LAKE BUENA VISTA, Fla. (AP) - LeBron James sent the word to the Los Angeles Lakers in a group text on Wednesday afternoon, and basketball suddenly seemed irrelevant.
A grand jury in Kentucky had finally spoken. And James was letting his team know that NBA players, who have spent months seeking justice for Breonna Taylor, did not get what they wanted.
“Something was done,” Lakers guard Danny Green said, “but it wasn’t enough.”
Wednesday’s decision by the grand jury, which brought no charges against Louisville police for Taylor’s killing and only three counts of wanton endangerment against fired Officer Brett Hankison for shooting into Taylor’s neighbors’ homes, was not unexpected by many NBA players and coaches. While there were no drugs in Taylor’s apartment, her boyfriend shot and wounded a police officer. State Attorney General Daniel Cameron said the officers’ shots that killed Taylor were fired in self-defense.
“I know we’ve been using our platform down here to try to bring about education and a voice in a lot of players on our team, especially also spoken out on justice for Breonna Taylor,” Denver coach Michael Malone said. “We have not gotten that justice.”
Teams came to Walt Disney World to finish the season and crown a champion, and hoping that the platform of the NBA’s restart bubble could help amplify calls for change. Players and coaches have used the NBA spotlight to make statements at a time when the demand for racial equality and an end to police brutality is resonating as loudly as it has in generations.

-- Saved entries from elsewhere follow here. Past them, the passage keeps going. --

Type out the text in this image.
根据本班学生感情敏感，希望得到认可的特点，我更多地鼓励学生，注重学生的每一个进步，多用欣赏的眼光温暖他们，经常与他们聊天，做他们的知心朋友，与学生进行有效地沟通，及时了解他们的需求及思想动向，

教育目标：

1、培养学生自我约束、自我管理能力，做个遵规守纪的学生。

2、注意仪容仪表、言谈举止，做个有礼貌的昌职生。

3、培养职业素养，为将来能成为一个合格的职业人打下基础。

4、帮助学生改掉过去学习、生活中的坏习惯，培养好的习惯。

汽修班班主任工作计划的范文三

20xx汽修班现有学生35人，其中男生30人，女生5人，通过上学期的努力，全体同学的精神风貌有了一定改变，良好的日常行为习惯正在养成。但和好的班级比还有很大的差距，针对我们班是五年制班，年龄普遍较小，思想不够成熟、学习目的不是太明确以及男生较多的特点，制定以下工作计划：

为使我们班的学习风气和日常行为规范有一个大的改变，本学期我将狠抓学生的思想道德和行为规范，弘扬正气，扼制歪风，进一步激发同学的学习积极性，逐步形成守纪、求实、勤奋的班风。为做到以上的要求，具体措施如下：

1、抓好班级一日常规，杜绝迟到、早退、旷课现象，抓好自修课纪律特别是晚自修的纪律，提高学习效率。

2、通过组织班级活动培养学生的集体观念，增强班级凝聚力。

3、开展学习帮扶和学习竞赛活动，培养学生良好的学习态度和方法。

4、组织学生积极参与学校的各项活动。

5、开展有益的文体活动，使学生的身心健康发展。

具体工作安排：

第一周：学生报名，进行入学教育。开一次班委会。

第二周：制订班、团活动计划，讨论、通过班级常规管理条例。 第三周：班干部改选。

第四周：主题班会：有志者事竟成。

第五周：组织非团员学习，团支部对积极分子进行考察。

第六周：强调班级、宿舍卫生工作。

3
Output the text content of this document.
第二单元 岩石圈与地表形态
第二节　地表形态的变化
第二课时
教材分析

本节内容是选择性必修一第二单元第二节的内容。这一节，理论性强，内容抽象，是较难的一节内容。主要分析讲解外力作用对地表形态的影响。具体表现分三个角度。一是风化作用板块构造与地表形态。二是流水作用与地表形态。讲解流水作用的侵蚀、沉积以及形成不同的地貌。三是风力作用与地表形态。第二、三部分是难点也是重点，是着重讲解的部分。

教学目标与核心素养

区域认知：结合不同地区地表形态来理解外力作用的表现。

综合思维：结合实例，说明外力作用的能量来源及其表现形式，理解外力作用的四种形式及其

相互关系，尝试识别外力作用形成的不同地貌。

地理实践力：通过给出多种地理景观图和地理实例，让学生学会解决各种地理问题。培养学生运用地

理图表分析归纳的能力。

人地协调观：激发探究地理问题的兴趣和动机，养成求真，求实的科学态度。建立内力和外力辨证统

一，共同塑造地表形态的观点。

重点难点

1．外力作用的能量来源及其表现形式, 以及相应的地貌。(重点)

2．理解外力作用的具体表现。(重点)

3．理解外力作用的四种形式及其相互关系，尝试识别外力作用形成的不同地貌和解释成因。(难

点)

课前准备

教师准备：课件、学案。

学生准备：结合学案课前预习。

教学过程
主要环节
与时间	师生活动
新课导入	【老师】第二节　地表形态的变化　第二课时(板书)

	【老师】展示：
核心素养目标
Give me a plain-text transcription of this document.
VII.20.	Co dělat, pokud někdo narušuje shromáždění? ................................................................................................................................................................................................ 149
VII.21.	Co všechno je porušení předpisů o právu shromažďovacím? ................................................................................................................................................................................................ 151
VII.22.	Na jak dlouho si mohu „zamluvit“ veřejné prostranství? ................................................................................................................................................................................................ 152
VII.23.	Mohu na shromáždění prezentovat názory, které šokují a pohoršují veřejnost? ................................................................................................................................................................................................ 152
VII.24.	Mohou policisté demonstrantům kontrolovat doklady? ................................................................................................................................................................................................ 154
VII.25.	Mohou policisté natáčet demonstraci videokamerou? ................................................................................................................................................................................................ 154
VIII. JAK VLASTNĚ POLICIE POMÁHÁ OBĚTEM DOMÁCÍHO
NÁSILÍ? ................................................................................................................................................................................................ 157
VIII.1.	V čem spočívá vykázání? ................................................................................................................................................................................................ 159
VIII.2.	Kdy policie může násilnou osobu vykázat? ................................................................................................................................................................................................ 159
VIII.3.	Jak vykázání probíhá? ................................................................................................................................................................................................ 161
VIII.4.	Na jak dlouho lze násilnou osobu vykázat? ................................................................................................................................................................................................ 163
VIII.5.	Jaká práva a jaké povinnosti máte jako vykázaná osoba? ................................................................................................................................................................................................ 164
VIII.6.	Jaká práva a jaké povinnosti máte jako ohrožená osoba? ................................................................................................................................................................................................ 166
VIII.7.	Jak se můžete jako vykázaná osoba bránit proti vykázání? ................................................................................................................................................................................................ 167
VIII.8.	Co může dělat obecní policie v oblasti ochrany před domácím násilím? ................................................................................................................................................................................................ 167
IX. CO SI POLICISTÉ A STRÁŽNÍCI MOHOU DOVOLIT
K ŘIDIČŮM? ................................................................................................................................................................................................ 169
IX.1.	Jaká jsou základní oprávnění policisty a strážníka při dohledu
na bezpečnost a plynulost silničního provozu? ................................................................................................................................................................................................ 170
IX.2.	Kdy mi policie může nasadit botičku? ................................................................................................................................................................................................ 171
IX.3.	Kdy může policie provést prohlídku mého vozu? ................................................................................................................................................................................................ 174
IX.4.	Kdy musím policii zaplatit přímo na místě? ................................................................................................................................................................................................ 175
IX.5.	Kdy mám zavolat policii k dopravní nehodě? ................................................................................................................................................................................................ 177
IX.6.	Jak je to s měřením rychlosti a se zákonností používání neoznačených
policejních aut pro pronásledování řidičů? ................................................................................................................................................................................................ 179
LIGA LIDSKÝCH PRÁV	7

And Taylor’s story - the tale of a 26-year-old Black woman who was killed March 13 by police in Louisville when they burst into her apartment on a no-knock warrant during a narcotics investigation centered around a suspect who did not live there - has captivated NBA players. There were no drugs in Taylor’s apartment. Her boyfriend shot and wounded a police officer during the raid and Kentucky State Attorney General Daniel Cameron said the officers’ shots that killed Taylor were fired in self-defense.
Many NBA players have met, virtually, with members of her family to offer support. They say her name in news conferences, wear it on shirts, scrawl it onto their sneakers.
“We have moms. We have sisters, nieces, aunties. And just like men of color have experienced traumatic instances, so have women,” Boston forward Jaylen Brown said. “That is an example of some things that happen to women in our country. So, we wanted to stand alongside them, but also make it that it’s not just us. I think the future is female, so it’s important to show our sisters that we care. That’s why it’s been important.”
Even for teams not in the bubble, it mattered. Atlanta coach Lloyd Pierce leads a committee of NBA coaches tasked with finding new ways to use their own platform to create change, and he’s encouraged his own players - Black and white alike - to speak out and take action, whether in Atlanta or their own community.
Pierce took Wednesday’s news hard.
“Yeah, there was a grand jury and yeah, they went through the information and yeah, they have facts to support whatever the claims may be,” Pierce said. “But that doesn’t provide any justice for those that are on the outside, those that feel like the police and law enforcement are there to protect them. … What currently is happening isn’t good enough.”
National Basketball Players Association executive director Michele Roberts went a step further. “Sadly, there was no justice today for Breonna Taylor,” Roberts said. “Her killing was the result of a string of callous and careless decisions made with a lack of regard for humanity, ultimately resulting in the death of an innocent and beautiful woman with her entire life ahead of her.”
The league shut down for three days last month when a boycott that was started by the Milwaukee Bucks - in response to the shooting by police of a Black man, Jacob Blake, in Kenosha, Wisconsin - nearly caused players to end the season because they felt their pleas for change were not being taken seriously enough.
And Wednesday’s news was another disappointment for them.
“We feel like we’ve taken a step back, that we haven’t made the progress we were seeking,” Green said. “Our voices aren’t being heard loud enough. But we’re not going to stop. We’re going to continue. We’re going to continue fighting, we’re going to continue to push, we’re going to continue to use our voices.”